Ce l’ha fatta. Ma per soli tre voti, che comunque non gli garantiscono alla Camera la maggioranza assoluta. Strappati in extremis. Grazie alle ultime contorsioni, agli squallidi passaggi di campo dell’ultimo momento, favoriti da minacce e promesse, ricatti e lusinghe. La strategia di cui Berlusconi è maestro. Che ha potuto dispiegare appieno, visto che la crisi è stata congelata per un mese, dovendosi fare approvare, prima della fiducia, la legge finanziaria. Lui, il Cavaliere, come si sa, non bada alle spese, quando deve realizzare i propri disegni. Ma tre voti di vantaggio non rappresentano una vittoria convincente. Gli assicurano solo un momentaneo certificato di sopravvivenza. Del resto, in questi due giorni di crescente tensione, con i palazzi del potere (Montecitorio, Palazzo Madama, Palazzo Chigi) blindati da una muraglia innalzata dalle forze dell’ordine, per fermare cortei e manifestazioni di protesta, non abbiamo visto il Berlusconi che in questi anni abbiamo imparato a conoscere. Non si è presentato sulla scena il solito premier sicuro e strafottente, convinto del suo carisma. Fino all’ultimo, è  stato in ambasce, tra sogni di gloria e timori di tramonto. Costretto a usare, almeno nei discorsi ufficiali, toni soporiferi, a supplicare per qualche voto in più. Tanto quanto basta per tirare a campare..

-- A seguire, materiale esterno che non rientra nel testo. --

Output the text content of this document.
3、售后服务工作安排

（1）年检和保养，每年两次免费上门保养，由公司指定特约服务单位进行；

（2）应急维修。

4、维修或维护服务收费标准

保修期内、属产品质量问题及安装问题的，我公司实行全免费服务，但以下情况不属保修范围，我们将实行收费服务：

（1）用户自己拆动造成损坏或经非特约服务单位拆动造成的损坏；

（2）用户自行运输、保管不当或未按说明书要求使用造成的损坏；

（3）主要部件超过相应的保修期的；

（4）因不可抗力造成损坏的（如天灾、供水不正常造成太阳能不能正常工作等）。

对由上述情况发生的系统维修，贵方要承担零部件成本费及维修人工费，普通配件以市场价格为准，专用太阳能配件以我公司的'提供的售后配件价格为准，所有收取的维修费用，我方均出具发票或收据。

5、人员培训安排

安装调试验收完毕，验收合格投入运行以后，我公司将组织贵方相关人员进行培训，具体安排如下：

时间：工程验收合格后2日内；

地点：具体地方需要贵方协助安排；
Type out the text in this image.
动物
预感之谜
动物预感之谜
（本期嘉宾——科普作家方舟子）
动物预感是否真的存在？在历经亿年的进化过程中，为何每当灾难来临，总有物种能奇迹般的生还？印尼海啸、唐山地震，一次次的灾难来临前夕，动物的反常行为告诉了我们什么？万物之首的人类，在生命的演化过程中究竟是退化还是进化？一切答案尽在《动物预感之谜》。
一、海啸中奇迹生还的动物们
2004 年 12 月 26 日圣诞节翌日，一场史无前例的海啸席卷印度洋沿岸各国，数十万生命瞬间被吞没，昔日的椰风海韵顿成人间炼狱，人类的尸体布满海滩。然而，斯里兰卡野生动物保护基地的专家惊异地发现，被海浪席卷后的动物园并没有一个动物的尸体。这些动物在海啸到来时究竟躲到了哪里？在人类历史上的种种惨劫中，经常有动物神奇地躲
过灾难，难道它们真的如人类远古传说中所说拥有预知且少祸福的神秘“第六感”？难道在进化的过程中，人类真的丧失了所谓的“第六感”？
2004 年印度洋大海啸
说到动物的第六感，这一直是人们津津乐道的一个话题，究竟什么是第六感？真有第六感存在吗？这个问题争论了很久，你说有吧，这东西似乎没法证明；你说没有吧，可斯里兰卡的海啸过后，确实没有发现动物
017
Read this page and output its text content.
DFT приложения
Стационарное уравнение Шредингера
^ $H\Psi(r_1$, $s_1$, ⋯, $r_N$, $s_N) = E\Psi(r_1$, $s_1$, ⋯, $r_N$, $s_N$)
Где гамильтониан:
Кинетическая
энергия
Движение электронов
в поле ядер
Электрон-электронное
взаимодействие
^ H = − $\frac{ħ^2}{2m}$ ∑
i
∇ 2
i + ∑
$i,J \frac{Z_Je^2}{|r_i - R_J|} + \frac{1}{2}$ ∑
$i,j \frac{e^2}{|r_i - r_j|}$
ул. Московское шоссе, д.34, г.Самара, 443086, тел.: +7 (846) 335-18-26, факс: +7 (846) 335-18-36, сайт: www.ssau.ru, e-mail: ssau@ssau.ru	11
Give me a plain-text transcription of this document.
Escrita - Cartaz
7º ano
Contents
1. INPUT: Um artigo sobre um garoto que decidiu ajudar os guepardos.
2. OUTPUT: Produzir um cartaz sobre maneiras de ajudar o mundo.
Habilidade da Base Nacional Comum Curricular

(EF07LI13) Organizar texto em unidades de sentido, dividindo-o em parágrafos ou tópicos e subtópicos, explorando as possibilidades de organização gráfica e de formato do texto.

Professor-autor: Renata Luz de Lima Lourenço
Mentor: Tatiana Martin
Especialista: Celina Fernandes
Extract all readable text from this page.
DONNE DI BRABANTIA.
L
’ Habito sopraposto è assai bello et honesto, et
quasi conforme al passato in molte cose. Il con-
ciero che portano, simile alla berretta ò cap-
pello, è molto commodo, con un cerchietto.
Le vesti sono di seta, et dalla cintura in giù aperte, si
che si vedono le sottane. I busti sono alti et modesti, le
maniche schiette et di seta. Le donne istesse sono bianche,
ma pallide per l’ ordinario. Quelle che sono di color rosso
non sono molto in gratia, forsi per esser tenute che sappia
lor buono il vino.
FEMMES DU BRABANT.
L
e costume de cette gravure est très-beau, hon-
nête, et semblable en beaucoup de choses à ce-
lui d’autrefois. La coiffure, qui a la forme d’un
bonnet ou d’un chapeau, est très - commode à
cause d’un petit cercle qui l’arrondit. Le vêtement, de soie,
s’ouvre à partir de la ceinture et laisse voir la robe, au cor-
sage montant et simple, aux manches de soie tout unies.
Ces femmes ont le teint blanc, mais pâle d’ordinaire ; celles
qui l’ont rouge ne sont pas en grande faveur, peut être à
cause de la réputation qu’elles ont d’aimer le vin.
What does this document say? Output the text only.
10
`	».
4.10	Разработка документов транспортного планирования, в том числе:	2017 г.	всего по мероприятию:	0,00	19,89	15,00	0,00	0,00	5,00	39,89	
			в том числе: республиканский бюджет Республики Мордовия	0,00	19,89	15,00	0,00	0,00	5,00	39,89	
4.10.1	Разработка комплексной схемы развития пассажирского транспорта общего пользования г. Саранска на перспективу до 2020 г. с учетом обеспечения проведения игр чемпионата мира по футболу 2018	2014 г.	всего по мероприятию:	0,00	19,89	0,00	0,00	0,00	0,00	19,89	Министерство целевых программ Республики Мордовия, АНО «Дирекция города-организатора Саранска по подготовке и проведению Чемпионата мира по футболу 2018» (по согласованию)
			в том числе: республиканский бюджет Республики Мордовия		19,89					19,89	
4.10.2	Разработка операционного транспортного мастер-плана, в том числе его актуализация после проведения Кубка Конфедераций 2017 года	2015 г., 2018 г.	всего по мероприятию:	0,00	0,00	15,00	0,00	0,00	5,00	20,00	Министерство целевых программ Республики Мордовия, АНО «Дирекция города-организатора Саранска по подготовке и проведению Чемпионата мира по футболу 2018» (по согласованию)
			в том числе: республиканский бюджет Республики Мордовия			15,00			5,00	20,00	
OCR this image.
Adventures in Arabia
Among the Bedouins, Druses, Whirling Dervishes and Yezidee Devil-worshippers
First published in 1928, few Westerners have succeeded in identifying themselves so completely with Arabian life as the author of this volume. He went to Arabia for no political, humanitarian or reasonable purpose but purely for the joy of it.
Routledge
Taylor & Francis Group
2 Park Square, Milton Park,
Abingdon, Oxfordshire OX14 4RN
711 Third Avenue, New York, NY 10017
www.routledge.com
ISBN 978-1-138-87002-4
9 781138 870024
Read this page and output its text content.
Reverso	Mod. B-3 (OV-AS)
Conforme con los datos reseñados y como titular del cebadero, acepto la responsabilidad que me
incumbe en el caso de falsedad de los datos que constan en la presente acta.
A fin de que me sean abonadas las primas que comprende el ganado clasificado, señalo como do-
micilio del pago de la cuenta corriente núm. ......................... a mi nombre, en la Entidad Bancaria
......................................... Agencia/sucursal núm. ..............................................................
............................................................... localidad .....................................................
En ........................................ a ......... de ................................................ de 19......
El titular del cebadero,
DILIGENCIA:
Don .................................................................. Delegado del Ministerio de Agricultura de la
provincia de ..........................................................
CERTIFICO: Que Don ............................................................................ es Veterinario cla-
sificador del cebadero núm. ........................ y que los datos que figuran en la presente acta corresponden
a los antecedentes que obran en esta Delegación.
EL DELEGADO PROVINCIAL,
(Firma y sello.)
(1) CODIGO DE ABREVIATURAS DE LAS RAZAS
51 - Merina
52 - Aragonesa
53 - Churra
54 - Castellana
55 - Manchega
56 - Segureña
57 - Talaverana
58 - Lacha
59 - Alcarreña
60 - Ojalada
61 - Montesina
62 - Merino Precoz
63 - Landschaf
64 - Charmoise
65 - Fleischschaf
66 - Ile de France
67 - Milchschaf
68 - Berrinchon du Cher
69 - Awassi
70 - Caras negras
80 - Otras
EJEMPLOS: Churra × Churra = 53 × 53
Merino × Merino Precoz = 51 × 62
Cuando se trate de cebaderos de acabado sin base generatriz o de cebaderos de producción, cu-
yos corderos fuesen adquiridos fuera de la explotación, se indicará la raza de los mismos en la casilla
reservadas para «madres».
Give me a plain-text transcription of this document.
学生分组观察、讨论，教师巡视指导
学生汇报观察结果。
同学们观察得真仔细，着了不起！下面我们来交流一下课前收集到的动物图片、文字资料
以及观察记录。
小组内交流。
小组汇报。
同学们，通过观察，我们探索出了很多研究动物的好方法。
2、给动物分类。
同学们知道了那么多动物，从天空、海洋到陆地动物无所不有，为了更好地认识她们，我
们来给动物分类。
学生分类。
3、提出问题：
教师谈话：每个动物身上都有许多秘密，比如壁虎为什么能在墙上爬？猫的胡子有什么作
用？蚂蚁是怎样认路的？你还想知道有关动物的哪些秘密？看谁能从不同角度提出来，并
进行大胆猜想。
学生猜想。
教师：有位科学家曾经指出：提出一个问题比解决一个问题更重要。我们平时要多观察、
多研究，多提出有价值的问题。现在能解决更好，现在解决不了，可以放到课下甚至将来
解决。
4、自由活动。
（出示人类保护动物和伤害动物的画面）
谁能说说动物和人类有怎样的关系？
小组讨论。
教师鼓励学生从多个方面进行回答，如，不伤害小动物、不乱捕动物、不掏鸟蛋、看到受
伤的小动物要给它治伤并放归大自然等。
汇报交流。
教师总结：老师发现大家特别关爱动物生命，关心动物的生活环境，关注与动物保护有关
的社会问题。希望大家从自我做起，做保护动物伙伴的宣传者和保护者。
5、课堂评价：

Tuttavia, non facciamoci ingannare da questa apparente flaccidità. Dietro, c’è la tempra del combattente, che non tollera la parola sconfitta, e che, per non perdere, è pronto a qualsiasi trucco, a qualsiasi violazione delle regole. In effetti, questo fatidico martedì 14 dicembre, lui, la sua battaglia l’ha vinta. Il grande perdente è Gianfranco Fini, l’avversario che ora rischia più di tutti perchè la sconfitta ha una violenza simbolica, che potrebbe disarticolare Futuro e libertà, dove già si manifestano perplessità e divisioni. È questo il dato sul quale molti commentatori richiamano l’attenzione. Ma è solo la pennellata più appariscente di un disegno ben più complicato, in cui prevalgono le mezze tinte. Vincere una battaglia, non vuol dire vincere la guerra. E, a vanificare la vittoria berlusconiana, potrebbe ora esserci una devastante guerriglia parlamentare. Dove può andare un governo che si regge solo su tre voti, ostaggio di umori e interessi mutevoli? Da domani, Berlusconi è a rischio. Quale dei provvedimenti che gli premono può avere vita sicura a Montecitorio?

Il premier si preoccuperà di passare Natale. Poi, dovrà fare i conti con un futuro carico di insidie. Che non è certo diventato più confortante per il voto di fiducia. È probabile che Berlusconi pensi a un periodo di rodaggio. Nel quale cercherà di strappare qualche deputato a Fini, di lavorarsi le cosiddette colombe. Tre defezione, tra i finiani si sono già avute, testimoniata dal voto di fiducia; altri disimpegni potrebbero seguire. Ma sarebbe, ancora, un gruzzolo di voti troppo esiguo per navigare in mare aperto. Il vero obiettivo è l’ingresso, nella traballante maggioranza, dell’Udc di Pier Ferdinando Casini, la soluzione prediletta dalle gerarchie cattoliche, con in testa il segretario di stato, cardinale Tarcisio Bertone. Ma è una strada impervia, se fanno fede le dichiarazioni pronunciate dal leader centrista nell’aula di Montecitorio. Destinata  a trasformarsi in un viottolo sempre più stretto, valutando il “no” che viene da Bossi. Il “senatur” ha detto chiaro e tondo che, con un governo appeso a pochi voti di scarto, la scelta migliore è il ricorso alle elezioni anticipate. Dopo l’odierna fiducia, è lui, ancor più di Berlusconi, ad avere il pallino in mano. La Lega risulta sempre più determinante. Ed è il solo partito che non teme le elezioni anticipate perché ne trarrebbe sicuri vantaggi. Non è difficile prevedere, quindi, che sarà Bossi, quando lo riterrà più conveniente, a staccare la spina.

È l’ultimo paradosso di una politica impazzita. Molti peones, preoccupati di conservare comunque il loro seggio, questo particolare lo hanno trascurato: la fiducia non garantisce la vita del governo, ma, al contrario, avvicina le elezioni anticipate.